Het is tegen deze achtergrond dat wij, de Minister van Landbouw, Natuur en Voedselkwaliteit
(LNV) en de Minister voor Natuur en Stikstof, uw Kamer informeren over de internationale
inzet van LNV. Conform onze toezegging bouwt deze inzet voort op de LNV-brief uit
20162, adresseert motie Kamerstuk 36 180, nr. 86 van het Lid Klink en is deze coherent met bestaand beleid3 en sluit ze aan bij de EU-strategie4 van LNV. Daarbij spelen dilemma’s die vragen om politieke keuzes. Keuzes die onder
de verantwoordelijkheid van een nieuw kabinet vallen. Deze brief geeft duiding aan
de internationale koers van LNV, binnen bestaande Europese en mondiale afspraken.
Ambitie en inzet
De Nederlandse ambitie is om als betrouwbaar partner bij te blijven dragen aan duurzame
verbetering van de productiviteit, veerkracht en weerbaarheid van het mondiaal voedselsysteem,
voor het produceren van gezonde voeding, en daarnaast het versterken van de mondiale
biodiversiteit. Dit doen we onder meer met de Dutch Diamond approach – de inzet van de kennis en kunde van het bedrijfsleven, de overheid, financiële
instellingen en onderwijs- en kennisinstellingen en het maatschappelijk middenveld.
Daartoe versterken we de dialoog met onze internationale partners, waarbij we openstaan
voor de kennis en oplossingen uit andere landen ten behoeve van de nationale landbouw-
en natuurdoelen. Deze ambitie vloeit mede voort uit de noodzaak van de landbouwtransitie
op nationaal niveau, en de internationale verwevenheid van het voedselsysteem.
De opbouw van deze brief is als volgt. Binnen de bestaande internationale en Europese
afspraken schetsen we drie doelstellingen die nauw met elkaar verbonden zijn:
1. Langetermijnperspectief voor de landbouw-, visserij- en tuinbouwsector
2. Mondiale voedselzekerheid en het behalen van klimaatdoelen
3. Behoud en herstel van biodiversiteit wereldwijd
Drie dwarsdoorsnijdende thema’s waarop Nederland zich internationaal wil profileren
zijn onderdeel van deze inzet: (i) kennis en innovatie, (ii) internationaal maatschappelijk
verantwoord ondernemen (IMVO), en (iii) inclusiviteit. Tot slot benoemen we het instrumentarium
waarmee we invulling geven aan de ambities.

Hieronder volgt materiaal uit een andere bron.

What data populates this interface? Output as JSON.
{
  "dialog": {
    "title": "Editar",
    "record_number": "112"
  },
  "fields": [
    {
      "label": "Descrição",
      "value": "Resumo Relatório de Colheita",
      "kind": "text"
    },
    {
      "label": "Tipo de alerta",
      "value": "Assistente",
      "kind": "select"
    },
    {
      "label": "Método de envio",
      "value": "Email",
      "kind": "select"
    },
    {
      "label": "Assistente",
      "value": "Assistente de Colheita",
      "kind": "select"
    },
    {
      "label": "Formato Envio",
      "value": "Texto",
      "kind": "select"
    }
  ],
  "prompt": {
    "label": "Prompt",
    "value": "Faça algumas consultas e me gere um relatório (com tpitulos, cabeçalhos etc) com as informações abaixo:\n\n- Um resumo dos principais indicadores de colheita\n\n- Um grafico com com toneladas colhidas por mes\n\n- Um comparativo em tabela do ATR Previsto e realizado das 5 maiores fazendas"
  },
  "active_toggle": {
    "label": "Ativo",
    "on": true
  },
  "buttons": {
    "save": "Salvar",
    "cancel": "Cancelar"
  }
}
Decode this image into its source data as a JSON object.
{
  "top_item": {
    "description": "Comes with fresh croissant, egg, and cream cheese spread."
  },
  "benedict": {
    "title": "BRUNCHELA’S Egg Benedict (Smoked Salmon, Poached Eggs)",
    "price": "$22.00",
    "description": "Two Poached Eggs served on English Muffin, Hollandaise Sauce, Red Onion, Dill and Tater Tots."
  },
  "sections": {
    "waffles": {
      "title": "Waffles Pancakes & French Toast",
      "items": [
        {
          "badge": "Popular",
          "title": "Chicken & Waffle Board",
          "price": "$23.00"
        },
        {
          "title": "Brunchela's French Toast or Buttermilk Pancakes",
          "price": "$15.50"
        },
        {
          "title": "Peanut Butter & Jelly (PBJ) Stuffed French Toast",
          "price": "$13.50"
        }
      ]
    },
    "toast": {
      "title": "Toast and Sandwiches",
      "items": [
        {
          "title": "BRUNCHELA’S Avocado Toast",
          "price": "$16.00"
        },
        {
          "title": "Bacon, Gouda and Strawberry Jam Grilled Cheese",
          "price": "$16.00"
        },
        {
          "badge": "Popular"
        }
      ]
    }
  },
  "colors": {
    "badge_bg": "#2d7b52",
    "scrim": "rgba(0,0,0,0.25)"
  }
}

Doelstelling 1 Langetermijnperspectief voor de landbouw-, visserij- en tuinbouwsector
Wat is de opgave?
De Nederlandse welvaart wordt voor een belangrijk deel buiten de landsgrenzen verdiend.5 Ook de Nederlandse agrosector is nauw verbonden met het buitenland. Het agrocomplex
draagt voor 6,7% bij aan het bruto binnenlands product en is belangrijk gezien de
sociaal economische functie en de leefbaarheid van het platteland voor boer en burger.

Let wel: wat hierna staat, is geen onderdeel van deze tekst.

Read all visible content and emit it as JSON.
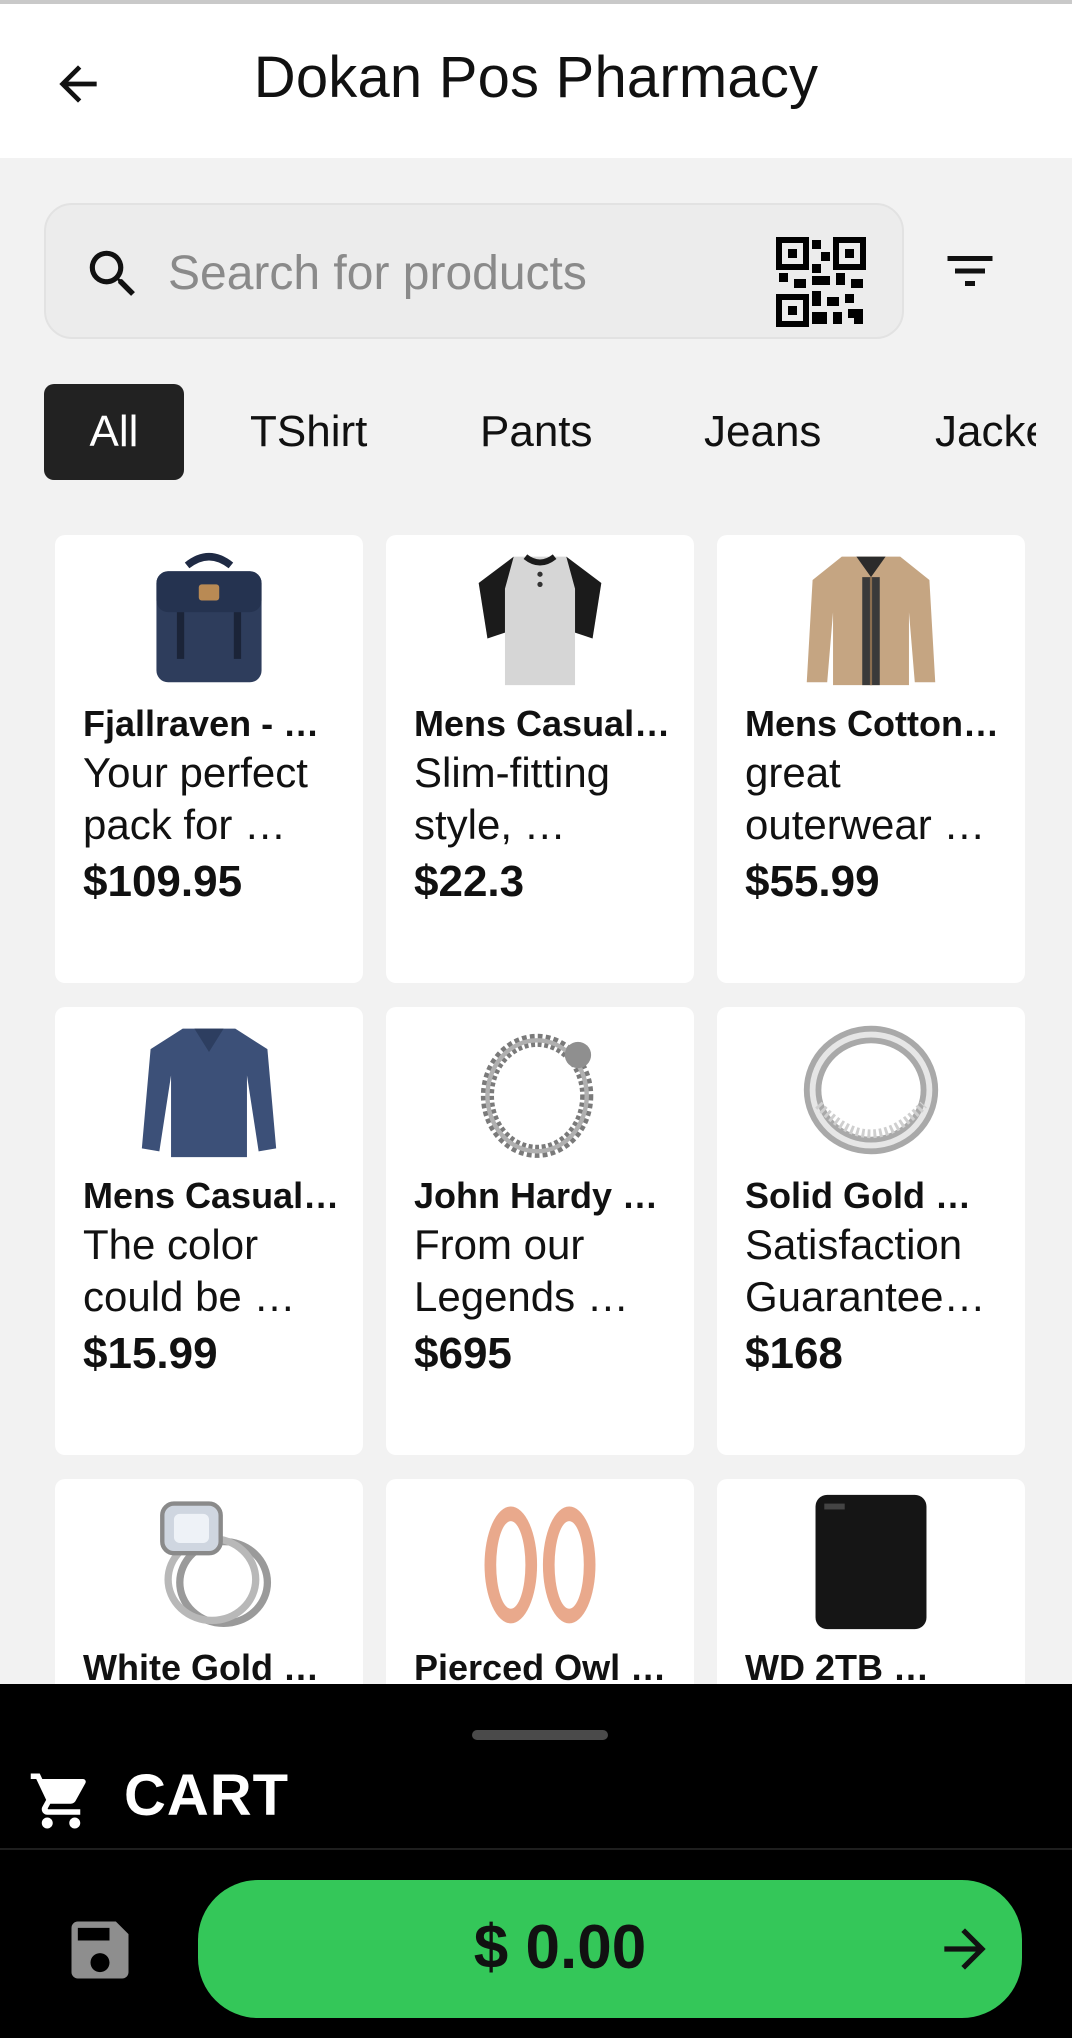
{
  "header": {
    "title": "Dokan Pos Pharmacy",
    "back_icon": "arrow-back-icon"
  },
  "search": {
    "placeholder": "Search for products",
    "value": "",
    "icon": "search-icon",
    "scan_icon": "qr-code-icon"
  },
  "filter": {
    "icon": "filter-icon"
  },
  "categories": [
    {
      "label": "All",
      "active": true
    },
    {
      "label": "TShirt",
      "active": false
    },
    {
      "label": "Pants",
      "active": false
    },
    {
      "label": "Jeans",
      "active": false
    },
    {
      "label": "Jacke",
      "active": false
    }
  ],
  "products": [
    {
      "name": "Fjallraven - …",
      "desc": "Your perfect pack for …",
      "price": "$109.95",
      "image": "backpack"
    },
    {
      "name": "Mens Casual…",
      "desc": "Slim-fitting style, …",
      "price": "$22.3",
      "image": "henley-shirt"
    },
    {
      "name": "Mens Cotton…",
      "desc": "great outerwear …",
      "price": "$55.99",
      "image": "cotton-jacket"
    },
    {
      "name": "Mens Casual…",
      "desc": "The color could be …",
      "price": "$15.99",
      "image": "long-sleeve-tee"
    },
    {
      "name": "John Hardy …",
      "desc": "From our Legends …",
      "price": "$695",
      "image": "dragon-bracelet"
    },
    {
      "name": "Solid Gold …",
      "desc": "Satisfaction Guarantee…",
      "price": "$168",
      "image": "silver-ring"
    },
    {
      "name": "White Gold …",
      "desc": "",
      "price": "",
      "image": "diamond-ring"
    },
    {
      "name": "Pierced Owl …",
      "desc": "",
      "price": "",
      "image": "rose-gold-plugs"
    },
    {
      "name": "WD 2TB …",
      "desc": "",
      "price": "",
      "image": "hard-drive"
    }
  ],
  "cart": {
    "label": "CART",
    "total": "$ 0.00",
    "cart_icon": "cart-icon",
    "save_icon": "save-icon",
    "arrow_icon": "arrow-forward-icon"
  },
  "colors": {
    "accent": "#34c759",
    "active_chip": "#222222",
    "bottom_bar": "#000000",
    "background": "#f2f2f2"
  }
}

In transitie naar een duurzaam voedselsysteem binnen de ecologische draagkracht van
de aarde moet het internationale verdienvermogen van het agrarisch bedrijfsleven op
lange termijn robuust zijn, zodat de sector blijvend investeert in benodigde toekomstige
innovaties.
Dilemma
In het rapport van Wageningen University & Research (WUR)6 «WUR-perspectieven op landbouw, voedsel en natuur» wordt het volgende dilemma geschetst:
met een groeiende wereldbevolking tot 9,7 miljard mensen tegen 2050 en aanzienlijke
voedselonzekerheid, moet Nederland beslissen hoe ze haar rol vormgeeft. Richt Nederland
zich op productie en export van voedsel naar nabije markten, of gaan we ons nog sterker
profileren op de export van uitgangsmaterialen, technologie, innovatie en kennis voor
voedselproductie elders. De keuze voor het versterkt inzetten op kennis en technologie-export
ligt voor de hand, maar welke consequenties heeft dit voor bijvoorbeeld de samenstelling
van economische missies? Welke bedrijven mogen daar in de toekomst nog aan deel nemen,
en welke niet? En hoe toetsen en verantwoorden we die keuze?
Inzet LNV internationaal
De Nederlandse landbouw- en visserijsectoren staan voor een grote transitie. Maar
ook in 2050 zal Nederland voedsel blijven produceren dat bijdraagt aan een volhoudbaar
voedselsysteem. Het Ministerie van LNV spant zich in om het internationale duurzame
verdien- en innovatievermogen te versterken. Een solide verdienmodel betekent dat
producenten een eerlijke prijs krijgen voor hun producten en dat er sprake is van
een gelijk speelveld. Dat vraagt om heldere standaarden zodat consumenten weten wat
ze kopen. Nederland zal zich in de Wereldhandelsorganisatie (WTO) daarom blijven inzetten
voor duurzaamheidsdoelstellingen, zoals o.a. vastgelegd in de Rijksbrede kaderinstructie
voor de WTO Ministeriële Conferentie in februari 2024 (Bijlage bij Kamerstuk 21 501-02, nr. 2735).7 Ook in andere relevante multilaterale fora8 maakt Nederland zich hard voor het verankeren van hoge normen op het gebied van klimaat,
biodiversiteit, dierenwelzijn, dier- en plantgezondheid, gezondheid van mensen9, bescherming van consumenten en eerlijke handel in voedingsmiddelen.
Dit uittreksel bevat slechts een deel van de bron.